Students enrolled in this course are responsible for abiding by the Honor Code. A student who has doubts about how the Honor Code applies to any assignment is responsible for obtaining specific guidance from the course instructor before submitting the assignment for evaluation. Ignorance of the rules does not exclude any member of the University community from the requirements and expectations of the Honor Code. Academic integrity expectations are the same for online classes as they are for in person classes. All university policies and procedures apply in any Virginia Tech academic environment. For additional information about the Honor Code, please visit: https://www.honorsystem.vt.edu/
Honor Code Pledge for Assignments: The Virginia Tech honor code pledge for assignments is as follows:
“I have neither given nor received unauthorized assistance on this assignment.”

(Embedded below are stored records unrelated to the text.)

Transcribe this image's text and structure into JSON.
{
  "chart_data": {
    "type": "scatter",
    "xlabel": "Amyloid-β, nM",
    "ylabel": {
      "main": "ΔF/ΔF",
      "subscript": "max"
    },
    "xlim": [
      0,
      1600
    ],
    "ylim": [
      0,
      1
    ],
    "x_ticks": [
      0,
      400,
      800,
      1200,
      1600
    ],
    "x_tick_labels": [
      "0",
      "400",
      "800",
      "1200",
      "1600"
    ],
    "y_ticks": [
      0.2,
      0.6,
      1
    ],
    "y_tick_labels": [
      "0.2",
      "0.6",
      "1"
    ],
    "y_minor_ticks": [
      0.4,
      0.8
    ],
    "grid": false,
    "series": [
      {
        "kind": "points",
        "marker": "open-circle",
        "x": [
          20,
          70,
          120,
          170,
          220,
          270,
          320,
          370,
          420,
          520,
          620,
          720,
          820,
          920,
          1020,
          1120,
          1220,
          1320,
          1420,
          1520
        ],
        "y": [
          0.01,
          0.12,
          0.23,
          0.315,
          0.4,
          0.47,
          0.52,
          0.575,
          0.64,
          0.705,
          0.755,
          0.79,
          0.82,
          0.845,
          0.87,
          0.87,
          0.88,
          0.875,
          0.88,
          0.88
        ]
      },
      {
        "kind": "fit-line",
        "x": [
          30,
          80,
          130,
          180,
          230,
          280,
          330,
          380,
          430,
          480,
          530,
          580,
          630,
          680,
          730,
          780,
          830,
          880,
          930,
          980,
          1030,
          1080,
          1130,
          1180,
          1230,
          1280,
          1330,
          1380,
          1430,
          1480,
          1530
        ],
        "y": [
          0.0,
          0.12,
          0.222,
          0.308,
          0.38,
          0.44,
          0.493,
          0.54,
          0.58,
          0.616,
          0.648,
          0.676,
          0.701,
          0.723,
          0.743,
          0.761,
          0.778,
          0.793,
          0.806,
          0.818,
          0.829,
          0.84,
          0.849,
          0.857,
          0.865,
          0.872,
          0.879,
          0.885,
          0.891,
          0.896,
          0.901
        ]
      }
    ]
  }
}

The pledge is to be written out on all graded assignments at the university and signed by the student. The honor pledge represents both an expression of the student’s support of the honor.
The field of Computational Modeling and Data Analytics requires professionals who act with the highest ethical standards. CMDA teaches skills that empower you to have a tremendous impact upon the world. We teach you these skills with the expectation that you will exercise them responsibly.
Responsible practice is a habit forged during your undergraduate studies.